There’s a sign, but not much more, and there's a tree down the path adorned with a red and white streamer from someone sworn to pray and remember. The tree you can’t miss. Take the path at the crest of the hill—worth a short hike if the weather smiles because the twisting creek down below is so charming it’s hard to imagine that once upon the time a fight down there meant men dying. The monument across the road bears the names of the fallen—the white men anyway—if you’re looking for specifics.

Prayer streamers on the land of the Battle at Wood Lake
James C. Schaap
Prayer streamers on the land of the Battle at Wood Lake

A couple dozen men died, but the engagement wasn't much more than a skirmish, two hours of gun play—and the whole event wasn't anywhere near Wood Lake. It was fought at the edge of Lone Tree Lake, and Lone Tree Lake up and left long ago.

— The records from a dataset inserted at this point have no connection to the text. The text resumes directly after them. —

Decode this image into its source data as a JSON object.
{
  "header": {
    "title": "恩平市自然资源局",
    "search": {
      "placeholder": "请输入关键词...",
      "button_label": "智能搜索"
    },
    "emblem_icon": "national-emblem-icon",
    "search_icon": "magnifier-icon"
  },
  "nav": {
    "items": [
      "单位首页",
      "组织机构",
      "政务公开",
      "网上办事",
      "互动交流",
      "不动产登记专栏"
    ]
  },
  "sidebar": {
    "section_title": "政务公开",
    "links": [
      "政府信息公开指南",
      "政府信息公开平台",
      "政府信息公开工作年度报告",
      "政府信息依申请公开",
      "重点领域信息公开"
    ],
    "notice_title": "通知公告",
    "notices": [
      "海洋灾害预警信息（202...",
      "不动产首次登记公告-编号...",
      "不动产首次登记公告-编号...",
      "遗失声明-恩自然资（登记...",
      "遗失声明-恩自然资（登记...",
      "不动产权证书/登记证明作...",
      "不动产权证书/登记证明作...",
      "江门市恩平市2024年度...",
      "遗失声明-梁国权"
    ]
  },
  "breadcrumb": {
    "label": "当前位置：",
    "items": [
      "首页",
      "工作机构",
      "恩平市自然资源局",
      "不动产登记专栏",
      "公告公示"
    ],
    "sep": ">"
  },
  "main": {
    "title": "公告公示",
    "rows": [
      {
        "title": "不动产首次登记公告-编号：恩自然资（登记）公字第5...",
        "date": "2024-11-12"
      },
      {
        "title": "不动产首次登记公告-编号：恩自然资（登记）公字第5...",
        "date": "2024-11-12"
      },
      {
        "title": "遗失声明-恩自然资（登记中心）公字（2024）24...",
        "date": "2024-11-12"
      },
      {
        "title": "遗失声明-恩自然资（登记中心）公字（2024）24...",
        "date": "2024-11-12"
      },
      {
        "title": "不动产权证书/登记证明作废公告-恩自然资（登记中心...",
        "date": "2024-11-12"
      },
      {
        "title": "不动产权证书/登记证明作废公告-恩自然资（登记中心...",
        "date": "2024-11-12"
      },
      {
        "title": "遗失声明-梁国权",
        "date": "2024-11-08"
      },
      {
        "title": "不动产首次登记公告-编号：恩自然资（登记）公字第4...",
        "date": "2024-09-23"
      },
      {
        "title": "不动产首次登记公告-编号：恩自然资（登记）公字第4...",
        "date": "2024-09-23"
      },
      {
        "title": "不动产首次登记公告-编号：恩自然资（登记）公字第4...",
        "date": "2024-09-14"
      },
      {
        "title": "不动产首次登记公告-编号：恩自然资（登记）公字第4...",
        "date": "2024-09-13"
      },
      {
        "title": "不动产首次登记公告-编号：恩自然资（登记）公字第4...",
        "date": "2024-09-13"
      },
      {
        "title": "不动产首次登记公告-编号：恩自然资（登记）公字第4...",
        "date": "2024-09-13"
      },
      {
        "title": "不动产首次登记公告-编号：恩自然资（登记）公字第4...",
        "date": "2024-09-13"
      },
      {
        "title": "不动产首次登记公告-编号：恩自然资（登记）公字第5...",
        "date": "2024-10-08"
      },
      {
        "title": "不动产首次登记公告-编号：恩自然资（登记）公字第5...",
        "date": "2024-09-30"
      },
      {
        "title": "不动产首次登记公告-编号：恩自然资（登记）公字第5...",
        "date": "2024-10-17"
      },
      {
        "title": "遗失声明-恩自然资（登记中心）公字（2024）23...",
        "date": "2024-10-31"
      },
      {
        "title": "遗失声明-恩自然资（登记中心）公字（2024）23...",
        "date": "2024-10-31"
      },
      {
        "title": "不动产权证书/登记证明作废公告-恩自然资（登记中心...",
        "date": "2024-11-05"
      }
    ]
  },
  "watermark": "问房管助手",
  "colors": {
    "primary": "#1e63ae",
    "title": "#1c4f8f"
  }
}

Still, what happened here in 1862, a few miles from the Minnesota River, the last battle of the bloody Dakota War, ended the uprising but not the conflict.

After a month of blood, white Minnesota wanted Indians gone. Chase them out or kill them all. Exterminate 'em, a little mid-19th century ethnic cleansing.

The Battle of Wood Lake was a ragged affair. Gen. Henry Hastings Sibley, commander of the government forces, was roundly criticized for his sluggish pursuit of the Dakota killers. Even his being there was a blunder he might have paid dearly for because the Dakota were not all that far away, just a bit north and east. He’d never checked.

His men were a motley bunch. On the morning of September 20, a pack of hungry ones simply decided to steal potatoes from the garden at the agency. They left camp on the sly, and when they returned their creaky wagon nearly ran over Dakota warriors lying in the grass poised for an attack that never came. Hard to say, 150 years later, who was most surprised. Thank the Lord for small potatoes.

The Battle of Wood Lake was a mess, first lead to last. When that potato wagon tromped through the warriors, a fiasco ensued that ended two hours later when the Dakota backed off. Fourteen Indian bodies were left in the grass. Some of them scalped.

The Battle of Wood Lake wasn't much of a battle, but it was the final engagement of the Dakota War of 1862. We stopped by on a weekend when the road to the site was almost blocked by SUVs who’d come out to a pumpkin patch. We sat up on the cutbank and tried to imagine what the battle might have looked like, but that took some diligence because an old Farmall was hauling a hay rack full of moms and dads and kids back from a pumpkins to the barn, where they’d gobble up some treats, maybe drink some apple cider, spend holiday bucks.

Out on a hayrack ride on the historic battlefield at Wood Lake.
James C. Schaap
Out on a hayrack ride on the historic battlefield at Wood Lake.

Across the highway there’s a huge stone obelisk behind a broad steel banner. “Sioux Indian War 1862," it says.

You can’t help thinking maybe the whole works ought to come down. Turn the place into a pumpkin patch park, hayrides for kids, pie and muffins, ice cream--you know. Someday soon, some parents is going to have to answer some kid who’ll look up at that sign or the monument, and ask what the heck happened at Wood Lake--and where is Wood Lake anyway? Maybe they'll have to ask whoever it is that hangs prayer streamers in the tree up the path. Ask him. Or her. They'll know. For sure, they'll know.